Dengue a Parabiago: il caso sospetto è risultato negativo

La comunicazione del Comune che ha chiuso l'allerta, dopo le disinfestazioni preventive attivate lo scorso weekend

Dengue a Parabiago: il caso sospetto è risultato negativo

Il Comune di Parabiago ha ricevuto da ATS Città Metropolitana di Milano l’esito degli approfondimenti diagnostici relativi al caso sospetto di virus Dengue (che ha fatto scattare nei giorni scorsi il protocollo urgente di prevenzione): il risultato delle analisi è negativo.
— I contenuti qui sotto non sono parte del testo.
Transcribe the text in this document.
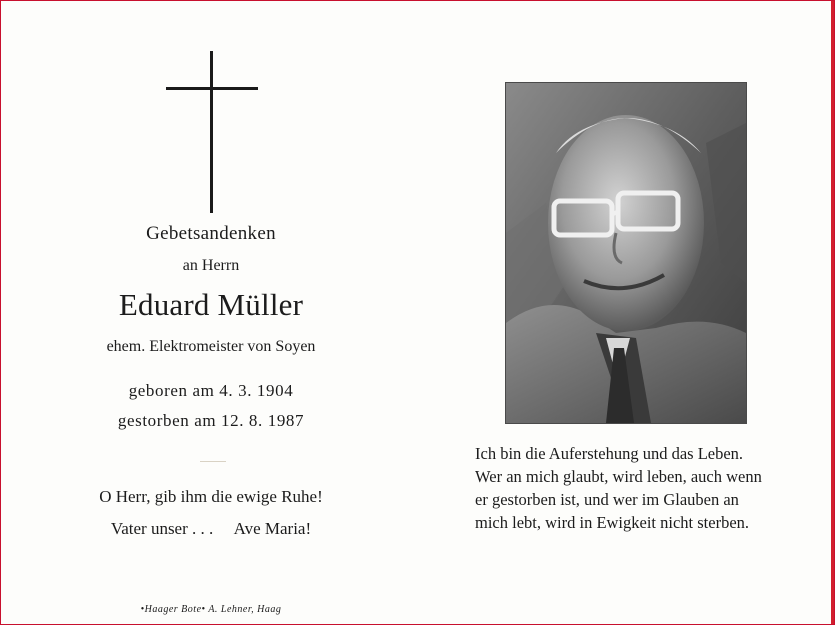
Gebetsandenken
an Herrn
Eduard Müller
ehem. Elektromeister von Soyen
geboren am 4. 3. 1904
gestorben am 12. 8. 1987
O Herr, gib ihm die ewige Ruhe!
Vater unser . . .     Ave Maria!
•Haager Bote• A. Lehner, Haag
Ich bin die Auferstehung und das Leben.
Wer an mich glaubt, wird leben, auch wenn
er gestorben ist, und wer im Glauben an
mich lebt, wird in Ewigkeit nicht sterben.
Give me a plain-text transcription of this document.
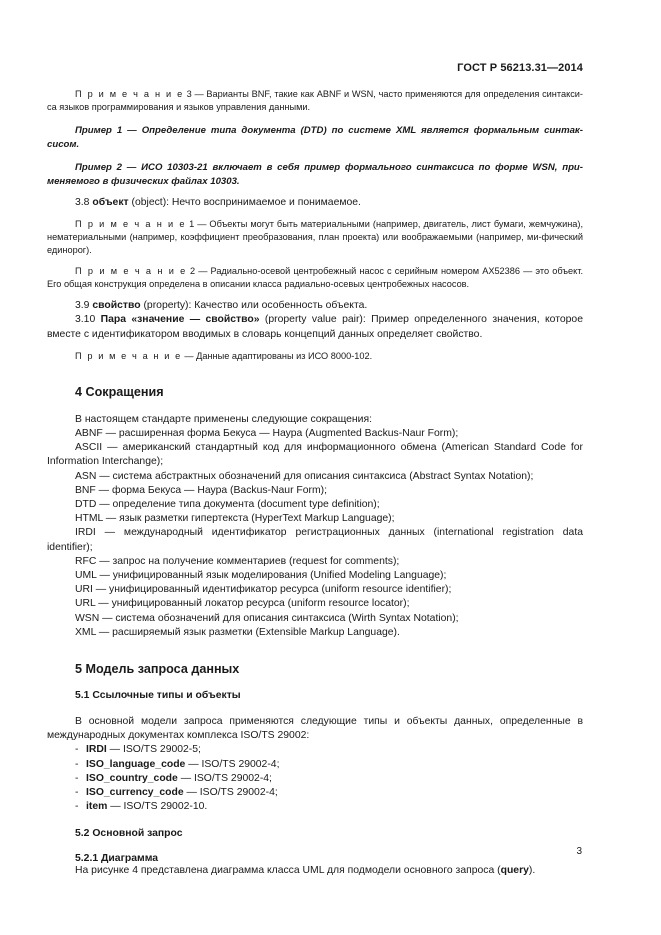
ГОСТ Р 56213.31—2014

П р и м е ч а н и е 3 — Варианты BNF, такие как ABNF и WSN, часто применяются для определения синтакси-са языков программирования и языков управления данными.

Пример 1 — Определение типа документа (DTD) по системе XML является формальным синтак-сисом.

Пример 2 — ИСО 10303-21 включает в себя пример формального синтаксиса по форме WSN, при-меняемого в физических файлах 10303.

3.8 объект (object): Нечто воспринимаемое и понимаемое.

П р и м е ч а н и е 1 — Объекты могут быть материальными (например, двигатель, лист бумаги, жемчужина), нематериальными (например, коэффициент преобразования, план проекта) или воображаемыми (например, ми-фический единорог).

П р и м е ч а н и е 2 — Радиально-осевой центробежный насос с серийным номером AX52386 — это объект. Его общая конструкция определена в описании класса радиально-осевых центробежных насосов.

3.9 свойство (property): Качество или особенность объекта.

3.10 Пара «значение — свойство» (property value pair): Пример определенного значения, которое вместе с идентификатором вводимых в словарь концепций данных определяет свойство.

П р и м е ч а н и е — Данные адаптированы из ИСО 8000-102.

4 Сокращения

В настоящем стандарте применены следующие сокращения:

ABNF — расширенная форма Бекуса — Наура (Augmented Backus-Naur Form);

ASCII — американский стандартный код для информационного обмена (American Standard Code for Information Interchange);

ASN — система абстрактных обозначений для описания синтаксиса (Abstract Syntax Notation);

BNF — форма Бекуса — Наура (Backus-Naur Form);

DTD — определение типа документа (document type definition);

HTML — язык разметки гипертекста (HyperText Markup Language);

IRDI — международный идентификатор регистрационных данных (international registration data identifier);

RFC — запрос на получение комментариев (request for comments);

UML — унифицированный язык моделирования (Unified Modeling Language);

URI — унифицированный идентификатор ресурса (uniform resource identifier);

URL — унифицированный локатор ресурса (uniform resource locator);

WSN — система обозначений для описания синтаксиса (Wirth Syntax Notation);

XML — расширяемый язык разметки (Extensible Markup Language).

5 Модель запроса данных
5.1 Ссылочные типы и объекты

В основной модели запроса применяются следующие типы и объекты данных, определенные в международных документах комплекса ISO/TS 29002:

- IRDI — ISO/TS 29002-5;
- ISO_language_code — ISO/TS 29002-4;
- ISO_country_code — ISO/TS 29002-4;
- ISO_currency_code — ISO/TS 29002-4;
- item — ISO/TS 29002-10.
5.2 Основной запрос
5.2.1 Диаграмма

На рисунке 4 представлена диаграмма класса UML для подмодели основного запроса (query).

3
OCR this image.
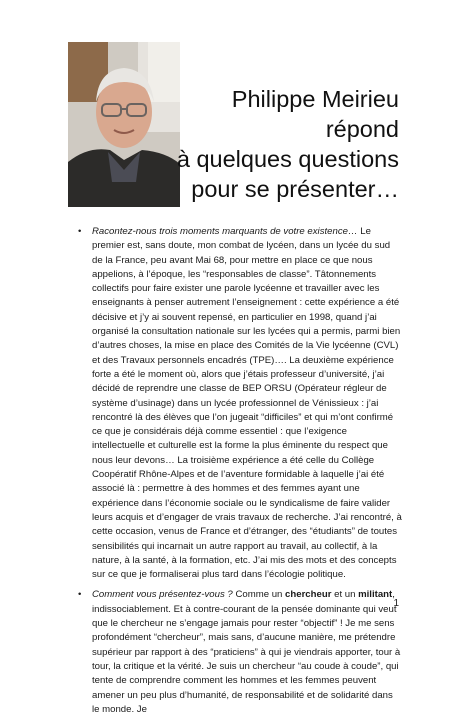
Philippe Meirieu
répond
à quelques questions
pour se présenter…
• Racontez-nous trois moments marquants de votre existence… Le premier est, sans doute, mon combat de lycéen, dans un lycée du sud de la France, peu avant Mai 68, pour mettre en place ce que nous appelions, à l’époque, les “responsables de classe”. Tâtonnements collectifs pour faire exister une parole lycéenne et travailler avec les enseignants à penser autrement l’enseignement : cette expérience a été décisive et j’y ai souvent repensé, en particulier en 1998, quand j’ai organisé la consultation nationale sur les lycées qui a permis, parmi bien d’autres choses, la mise en place des Comités de la Vie lycéenne (CVL) et des Travaux personnels encadrés (TPE)…. La deuxième expérience forte a été le moment où, alors que j’étais professeur d’université, j’ai décidé de reprendre une classe de BEP ORSU (Opérateur régleur de système d’usinage) dans un lycée professionnel de Vénissieux : j’ai rencontré là des élèves que l’on jugeait “difficiles” et qui m’ont confirmé ce que je considérais déjà comme essentiel : que l’exigence intellectuelle et culturelle est la forme la plus éminente du respect que nous leur devons… La troisième expérience a été celle du Collège Coopératif Rhône-Alpes et de l’aventure formidable à laquelle j’ai été associé là : permettre à des hommes et des femmes ayant une expérience dans l’économie sociale ou le syndicalisme de faire valider leurs acquis et d’engager de vrais travaux de recherche. J’ai rencontré, à cette occasion, venus de France et d’étranger, des “étudiants” de toutes sensibilités qui incarnait un autre rapport au travail, au collectif, à la nature, à la santé, à la formation, etc. J’ai mis des mots et des concepts sur ce que je formaliserai plus tard dans l’écologie politique.
• Comment vous présentez-vous ? Comme un chercheur et un militant, indissociablement. Et à contre-courant de la pensée dominante qui veut que le chercheur ne s’engage jamais pour rester “objectif” ! Je me sens profondément “chercheur”, mais sans, d’aucune manière, me prétendre supérieur par rapport à des “praticiens” à qui je viendrais apporter, tour à tour, la critique et la vérité. Je suis un chercheur “au coude à coude”, qui tente de comprendre comment les hommes et les femmes peuvent amener un peu plus d’humanité, de responsabilité et de solidarité dans le monde. Je
1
Dengue a Parabiago: il caso sospetto è risultato negativo

“Questo significa che il caso sospetto di virus Dengue non è stato confermato. Una buona notizia che chiude il caso, senza necessità di altri interventi. L’Amministrazione Comunale ringrazia nuovamente i residenti coinvolti nei trattamenti preventivi di disinfestazione straordinaria effettuati il 25 e il 26 luglio scorso (entro un raggio di 200 metri dal luogo frequentato dal caso sospetto, come previsto da protocollo ATS) per la loro esemplare collaborazione, oltre agli operatori di Polizia Locale e ai volontari della Protezione Civile per l’importante supporto garantito”, si legge nella nota diramata dal Comune.

Informazioni utili

Fin dal 2016 il Ministero della Salute ha definito il Piano di sorveglianza e risposta alle arbovirosi trasmesse da zanzare (poi ulteriormente integrato) e ogni anno numerosi casi sospetti vengono segnalati ai Comuni.

L’Istituto Superiore di Sanità ha recentemente indicato che nel primo semestre 2026 i casi confermati di Dengue in Italia sono stati 169 (tutti associati a viaggi all’estero, nessun decesso).

L’identificazione tempestiva dei casi (in ottica preventiva, anche quando non sono ancora confermati), associata a interventi di disinfestazione nel raggio di 200 metri dal luogo frequentato dal caso sospetto, riduce in modo significativo i rischi di trasmissione.

Gestione dei casi futuri

Si tratta di situazioni ormai piuttosto frequenti e diffuse che potranno ripresentarsi in futuro. Occorre affrontarle con serietà e massimo impegno per la tutela della salute pubblica, ma senza allarmismi e con la consapevolezza che, come avvenuto questa volta, il caso sospetto può rivelarsi negativo in seguito agli approfondimenti diagnostici di ATS.